August 12th, 2024

Distributed == Relational

The article explores how distributed systems can utilize relational database principles, advocating for parallel data gathering, triggers for function invocations, and user-friendly alternatives to SQL for efficient software development.

Read original articleLink Icon
Distributed == Relational

The article discusses the relationship between distributed systems and relational databases, proposing that distributed architectures can be effectively modeled using relational principles. It illustrates a scenario where one system (A) needs to gather data from two other systems (B and C) before invoking a function on a fourth system (D). The traditional sequential approach is contrasted with a more efficient parallel method, where A sends requests to B and C simultaneously, allowing for better resource utilization. The author suggests that this model can be implemented using existing technologies that allow for message passing and caching of function arguments. The discussion extends to the use of triggers in relational databases, which can facilitate function invocations based on data changes. The article also critiques SQL, advocating for more user-friendly alternatives for relational querying and function invocation. The author envisions a system where API clients can create custom endpoints and utilize functional programming concepts, leading to more flexible and efficient software development. The conclusion emphasizes that efficient distributed systems are best expressed through functions triggered by upsert operations on addressable relations, paving the way for innovative applications, including reactive user interfaces.
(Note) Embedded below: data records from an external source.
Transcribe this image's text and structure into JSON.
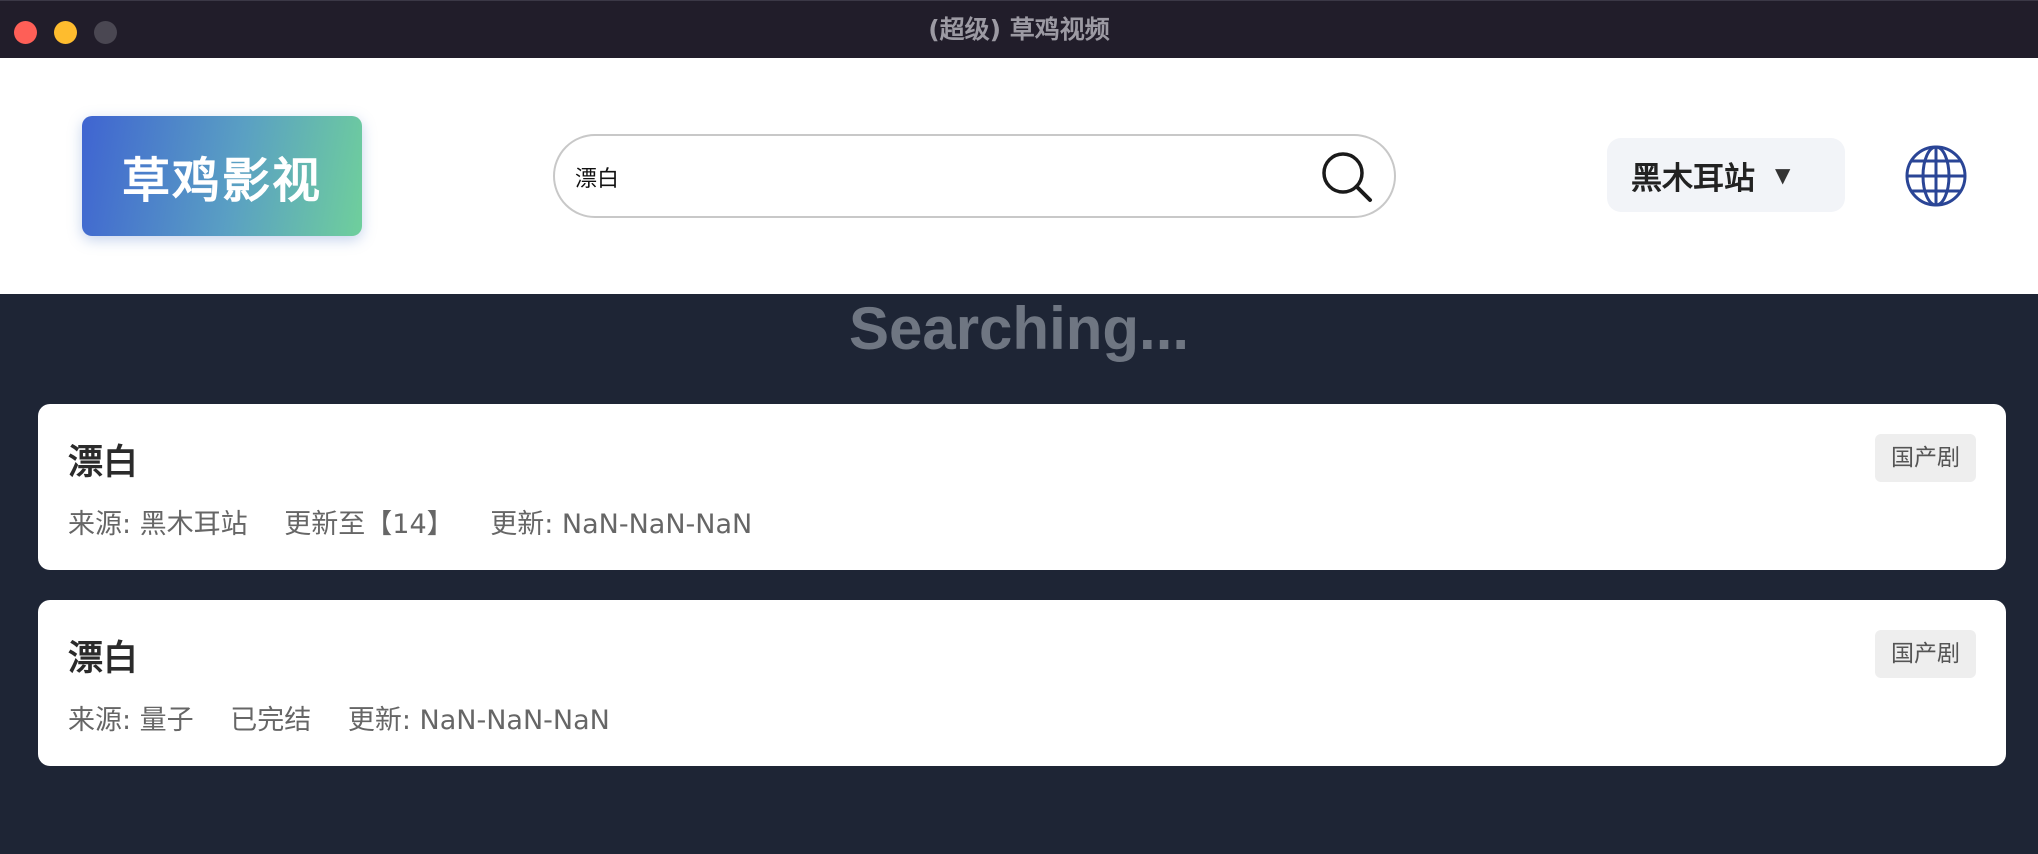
{
  "window": {
    "title": "(超级) 草鸡视频"
  },
  "header": {
    "logo_text": "草鸡影视",
    "search": {
      "value": "漂白",
      "placeholder": ""
    },
    "site_selector": {
      "label": "黑木耳站",
      "caret": "▼"
    },
    "icons": [
      "search-icon",
      "globe-icon"
    ]
  },
  "main": {
    "status_text": "Searching...",
    "results": [
      {
        "title": "漂白",
        "source": "来源: 黑木耳站",
        "episode": "更新至【14】",
        "updated": "更新: NaN-NaN-NaN",
        "tag": "国产剧"
      },
      {
        "title": "漂白",
        "source": "来源: 量子",
        "episode": "已完结",
        "updated": "更新: NaN-NaN-NaN",
        "tag": "国产剧"
      }
    ]
  },
  "colors": {
    "background": "#1e2535",
    "titlebar": "#211d2a",
    "logo_gradient_start": "#3f64d1",
    "logo_gradient_end": "#6fcf9c",
    "globe": "#2a4596"
  }
}
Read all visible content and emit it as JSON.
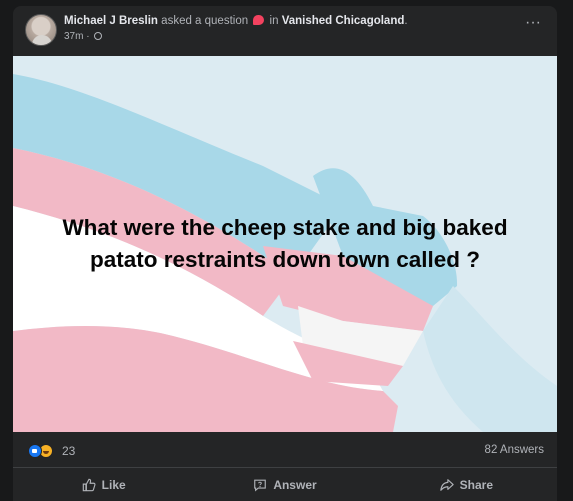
{
  "post": {
    "author": "Michael J Breslin",
    "action_text": "asked a question",
    "in_text": "in",
    "group": "Vanished Chicagoland",
    "period": ".",
    "time": "37m",
    "time_separator": "·",
    "question": "What were the cheep stake and big baked patato restraints down town called ?",
    "question_line1": "What were the cheep stake and big baked",
    "question_line2": "patato restraints down town called ?"
  },
  "stats": {
    "reaction_count": "23",
    "answers_count": "82 Answers"
  },
  "actions": {
    "like_label": "Like",
    "answer_label": "Answer",
    "share_label": "Share"
  },
  "colors": {
    "background": "#18191a",
    "card": "#242526",
    "flag_blue": "#a8d8e8",
    "flag_pink": "#f2b9c6",
    "flag_white": "#ffffff",
    "question_badge": "#f3425f",
    "like_blue": "#1877f2"
  },
  "icons": [
    "avatar",
    "question-badge-icon",
    "globe-icon",
    "more-options-icon",
    "like-reaction-icon",
    "haha-reaction-icon",
    "like-icon",
    "answer-icon",
    "share-icon"
  ]
}
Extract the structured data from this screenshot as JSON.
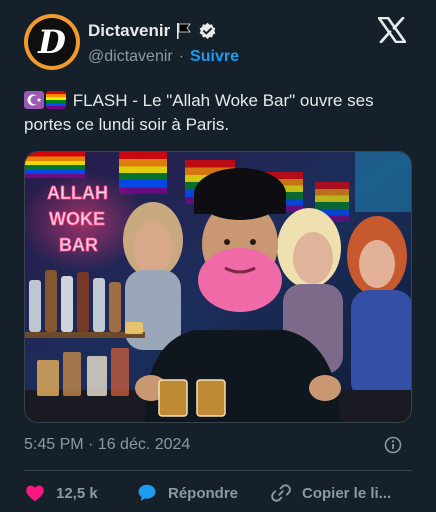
{
  "account": {
    "display_name": "Dictavenir",
    "handle": "@dictavenir",
    "separator": "·",
    "follow_label": "Suivre",
    "avatar_letter": "D",
    "verified": true,
    "flag_emoji": "black-flag-icon"
  },
  "tweet": {
    "text": "FLASH - Le \"Allah Woke Bar\" ouvre ses portes ce lundi soir à Paris.",
    "emojis": [
      "star-and-crescent-icon",
      "rainbow-flag-icon"
    ],
    "timestamp": "5:45 PM · 16 déc. 2024"
  },
  "media": {
    "neon_sign_lines": [
      "ALLAH",
      "WOKE",
      "BAR"
    ]
  },
  "actions": {
    "likes": "12,5 k",
    "reply_label": "Répondre",
    "copy_label": "Copier le li..."
  },
  "colors": {
    "background": "#15202b",
    "accent": "#1d9bf0",
    "like": "#f91880",
    "muted": "#8b98a5"
  }
}
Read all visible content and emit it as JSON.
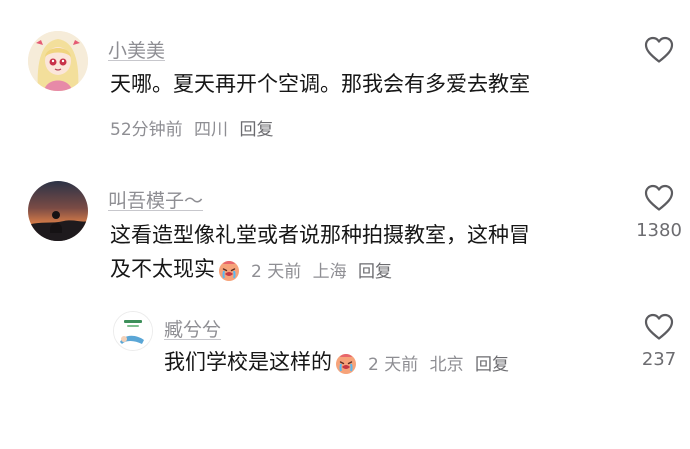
{
  "comments": [
    {
      "username": "小美美",
      "text": "天哪。夏天再开个空调。那我会有多爱去教室",
      "time": "52分钟前",
      "location": "四川",
      "reply_label": "回复",
      "like_count": ""
    },
    {
      "username": "叫吾模子～",
      "text_line1": "这看造型像礼堂或者说那种拍摄教室，这种冒",
      "text_line2": "及不太现实",
      "emoji": "crying-face-emoji",
      "time": "2 天前",
      "location": "上海",
      "reply_label": "回复",
      "like_count": "1380"
    },
    {
      "username": "臧兮兮",
      "text": "我们学校是这样的",
      "emoji": "crying-face-emoji",
      "time": "2 天前",
      "location": "北京",
      "reply_label": "回复",
      "like_count": "237"
    }
  ],
  "icons": {
    "like": "heart-outline-icon"
  }
}
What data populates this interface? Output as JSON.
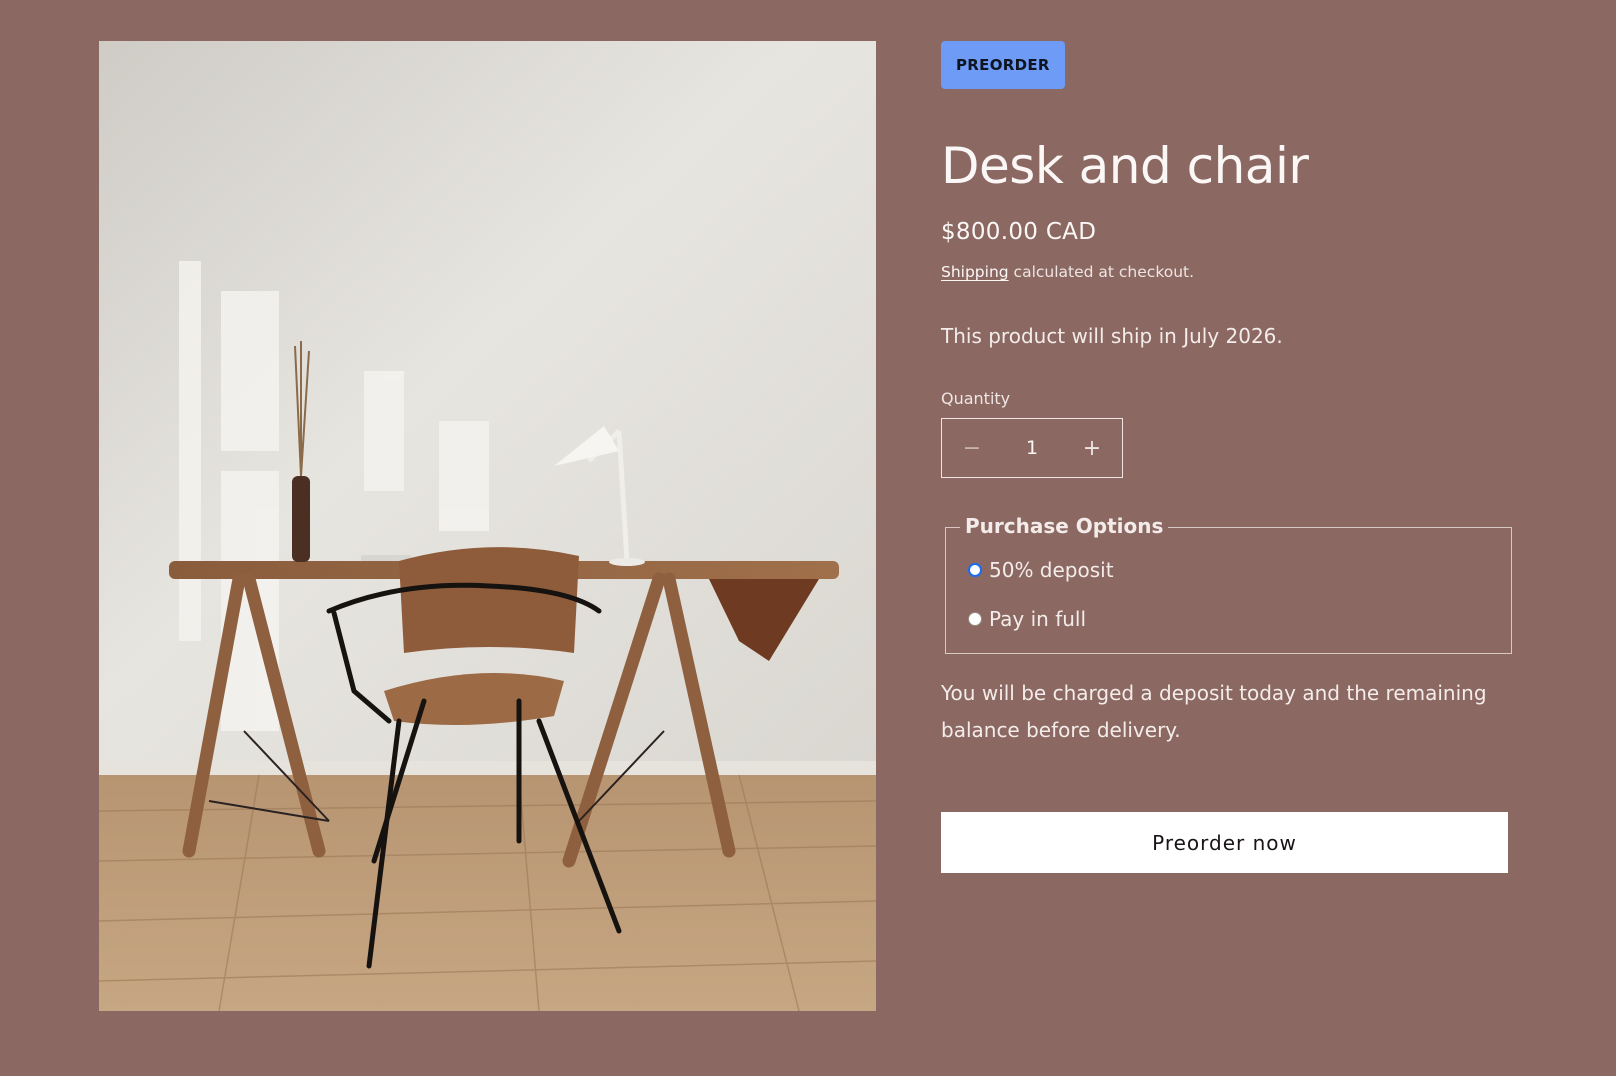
{
  "product": {
    "badge": "PREORDER",
    "title": "Desk and chair",
    "price": "$800.00 CAD",
    "shipping_link": "Shipping",
    "shipping_suffix": " calculated at checkout.",
    "ship_note": "This product will ship in July 2026.",
    "image_alt": "Wooden desk with a wooden chair, white lamp and vase in a sunlit room"
  },
  "quantity": {
    "label": "Quantity",
    "value": "1",
    "decrement_symbol": "−",
    "increment_symbol": "+"
  },
  "purchase_options": {
    "legend": "Purchase Options",
    "options": [
      {
        "label": "50% deposit",
        "selected": true
      },
      {
        "label": "Pay in full",
        "selected": false
      }
    ],
    "note": "You will be charged a deposit today and the remaining balance before delivery."
  },
  "cta": {
    "label": "Preorder now"
  },
  "colors": {
    "background": "#8b6962",
    "badge": "#6e9bf6",
    "button": "#ffffff",
    "radio_selected": "#1a6cf0"
  }
}
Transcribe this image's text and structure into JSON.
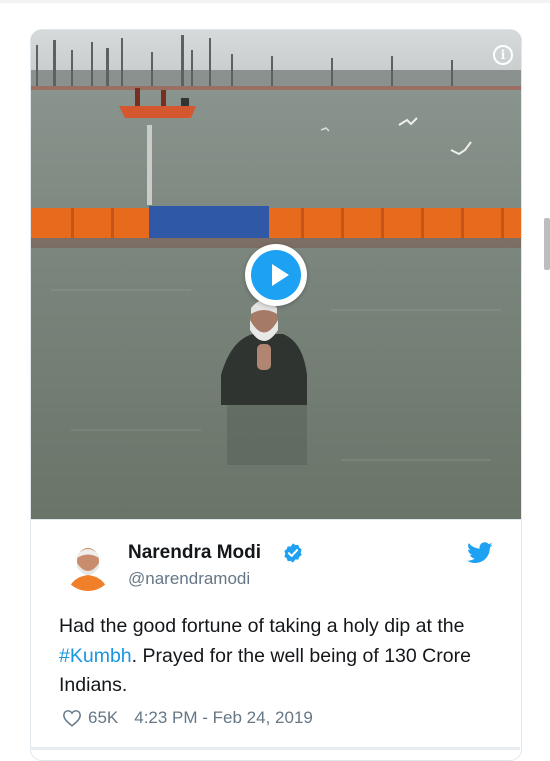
{
  "media": {
    "info_icon": "info-icon",
    "play_icon": "play-icon",
    "accent": "#1da1f2"
  },
  "tweet": {
    "author_name": "Narendra Modi",
    "author_handle": "@narendramodi",
    "verified_icon": "verified-badge-icon",
    "brand_icon": "twitter-bird-icon",
    "text_before": "Had the good fortune of taking a holy dip at the ",
    "hashtag": "#Kumbh",
    "text_after": ". Prayed for the well being of 130 Crore Indians.",
    "likes": "65K",
    "timestamp": "4:23 PM - Feb 24, 2019",
    "heart_icon": "heart-icon",
    "link_color": "#1b95e0",
    "verified_color": "#1da1f2"
  }
}
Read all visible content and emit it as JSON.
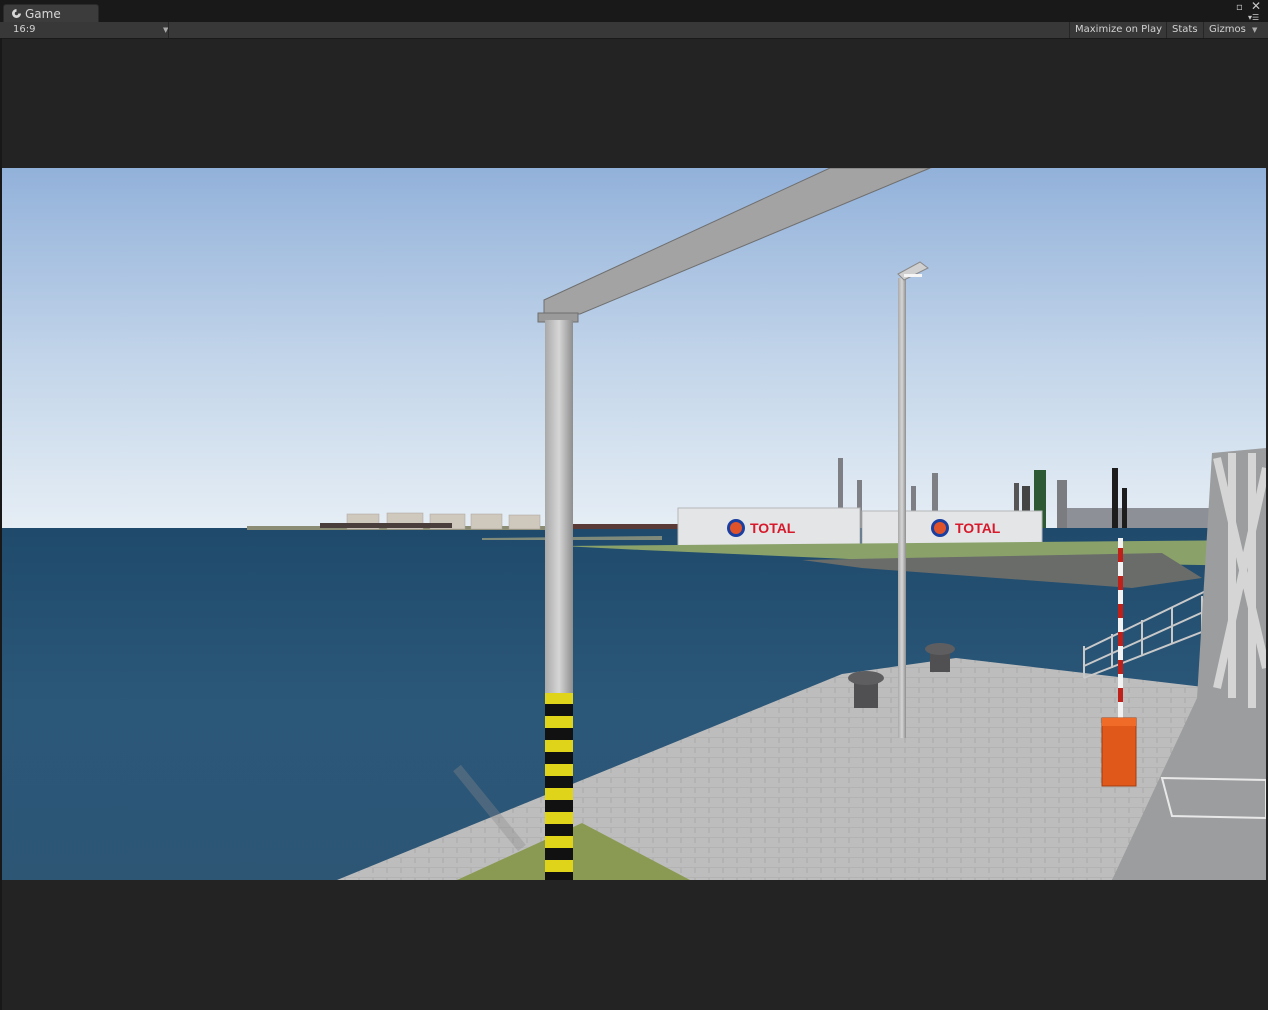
{
  "window": {
    "tab_title": "Game",
    "tab_icon": "unity-game-icon"
  },
  "toolbar": {
    "aspect_ratio": "16:9",
    "maximize_label": "Maximize on Play",
    "stats_label": "Stats",
    "gizmos_label": "Gizmos"
  },
  "scene": {
    "tank_brand_left": "TOTAL",
    "tank_brand_right": "TOTAL",
    "sky_top": "#9ab6dc",
    "sky_bottom": "#e3ecf5",
    "water_color": "#2a5577",
    "pavement_color": "#b8b8b8",
    "brand_color": "#d7192b"
  }
}
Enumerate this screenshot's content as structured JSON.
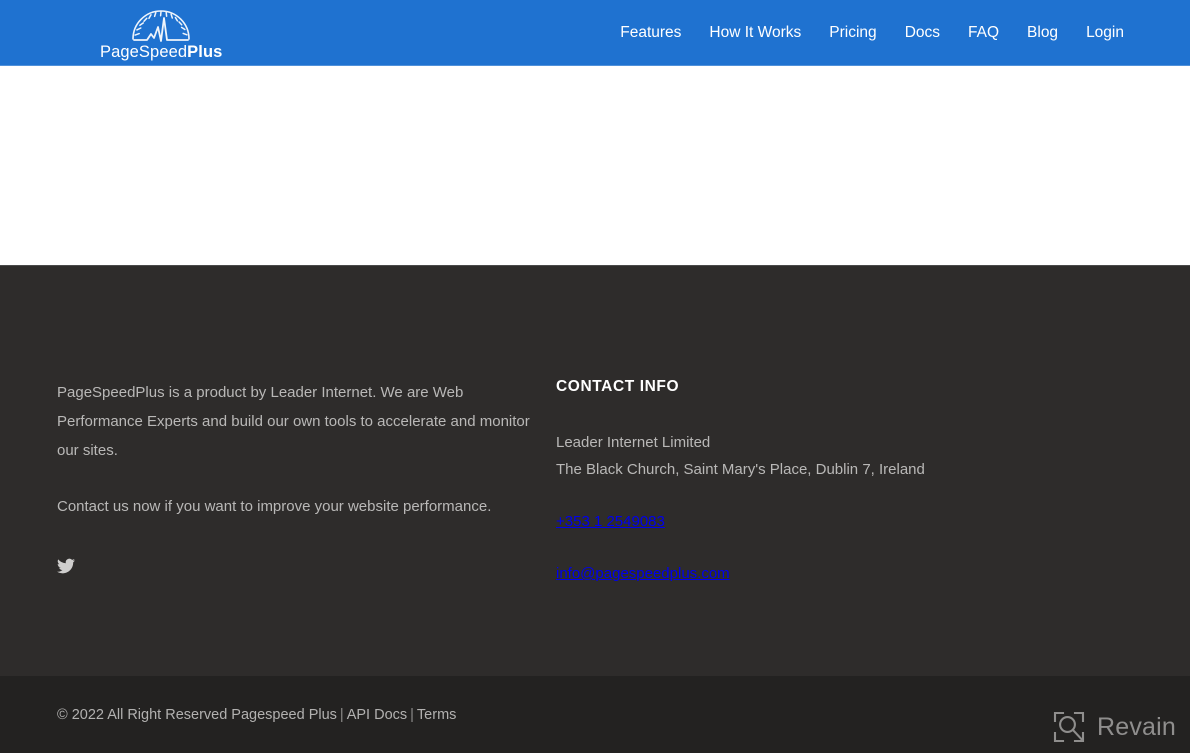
{
  "header": {
    "brand": {
      "logo_icon": "speedometer-gauge-icon",
      "name_light": "PageSpeed",
      "name_bold": "Plus"
    },
    "nav": [
      {
        "label": "Features"
      },
      {
        "label": "How It Works"
      },
      {
        "label": "Pricing"
      },
      {
        "label": "Docs"
      },
      {
        "label": "FAQ"
      },
      {
        "label": "Blog"
      },
      {
        "label": "Login"
      }
    ],
    "background_color": "#1f72d0",
    "text_color": "#ffffff"
  },
  "main": {
    "content": ""
  },
  "footer": {
    "background_color": "#2e2c2b",
    "about": {
      "paragraph_1": "PageSpeedPlus is a product by Leader Internet. We are Web Performance Experts and build our own tools to accelerate and monitor our sites.",
      "paragraph_2": "Contact us now if you want to improve your website performance.",
      "social": [
        {
          "icon": "twitter-icon",
          "label": "Twitter"
        }
      ]
    },
    "contact": {
      "heading": "CONTACT INFO",
      "company": "Leader Internet Limited",
      "address": "The Black Church, Saint Mary's Place, Dublin 7, Ireland",
      "phone": "+353 1 2549083",
      "email": "info@pagespeedplus.com"
    },
    "bottom": {
      "background_color": "#232221",
      "copyright": "© 2022 All Right Reserved Pagespeed Plus",
      "separator": "|",
      "link_api_docs": "API Docs",
      "link_terms": "Terms"
    }
  },
  "watermark": {
    "icon": "revain-logo-icon",
    "label": "Revain",
    "color": "#8f8e8d"
  }
}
- Distributed systems can be modeled using relational database principles.

- Efficient data gathering can be achieved through parallel requests rather than sequential ones.

- Triggers in relational databases can facilitate function invocations based on data changes.

- There is a need for more user-friendly alternatives to SQL for relational querying.

- The proposed model allows for custom API endpoints and functional programming operations.

Link Icon 7 comments
By @hughesjj - 5 months
> Truly efficient distributed systems are most naturally expressed through functions as triggers invoked from upsert operations on addressable relations

O_o

Just because you can express something as an 'upsert', that doesn't make it 'relational'. Transactions exist outside the concept of rdbms'. The article doesn't mention relational algebras once.

Yes, a lot of terminology and math in rdbms' are useful in distributed computing, but you have the causality backwards.

I don't get all the author's hate for sql. It's one of the most successful declarative languages ever.

Nothing prevents you from modelling a distributed system as a set of key-value stores (as we often do today), the idea of a message queue is independent of using a database as the mechanism to do so. 'using postgress'/rdbms doesn't mean your entire system is 'relational'.

Wouldn't it be better for D to lazily request information from b and c on your behalf in the 'maximally efficient' case? Given D is where the computation is run and it could cache the results. From an auth perspective that seems simpler than cross wiring connections between all nodes as proposed.

All this talk and nothing about n-phase commits or Byzantine generals/any tie backs to the typical way of talking about distributed computing, but they dance around the subjects.

IDK. Sorry man. Didn't like the article, which feels bad because you seem passionate about the presentation of it.

Edit: looked through the sub stacks other posts. They do kinda talk about relational algebra in a subsequent post, but overall I'm curious if the author has looked into dataflow programming before. It seems like the author is kind of trying to describe that concept but with a vocabulary mostly consisting of rdbms terminology and history

https://en.m.wikipedia.org/wiki/Dataflow_programming

By @LudwigNagasena - 5 months
In the first diagram I see well-encapsulated services B, C and D and their orchestrator A.

In the second diagram I see ill-defined responsibilities and a looming callback hell.

What if we could look at more concrete examples with a dozen services that model a real process? Maybe that would elucidate the benefits.

By @xpe - 5 months
> A distributed computing system, then, is naturally expressed as a set of relational stores with triggers.

1. This statement is too big of a leap; it doesn’t follow from the setup which only required an upsert operation and key/value storage. Nothing in the setup example requires relational algebra. Agree?

2. This seems like a hasty generalization. Is the author claiming that the toy example is representative of distributed systems? If so, what aspects?

IMO, the post started strong but fizzled; this is why I’m giving pointed feedback.

By @brandonbloom - 5 months
The request/response optimization discussed in the first half of this post has been explored quite a bit in the context of Object-Oriented Programming and Actors, where the desired feature is called "Promise Pipelining":

http://www.erights.org/elib/distrib/pipeline.html

Outside of the E programming language and in the realm of language-agnostic tooling, you can find promise pipelining in some RPC frameworks, such as Cap'n Proto:

https://capnproto.org/rpc.html

Generally, this work comes from the Object-Capabilities community.

By @two_handfuls - 5 months
This article claims that the sequential messages of the first examples can be replaced by database operations for performance.

I would like to see someone run the experiment. Databases come with their own overheads, after all.

By @xpe - 5 months
If the author is here, I’d suggest naming the arguments for D to be (b, c) so as to correspond with B, C.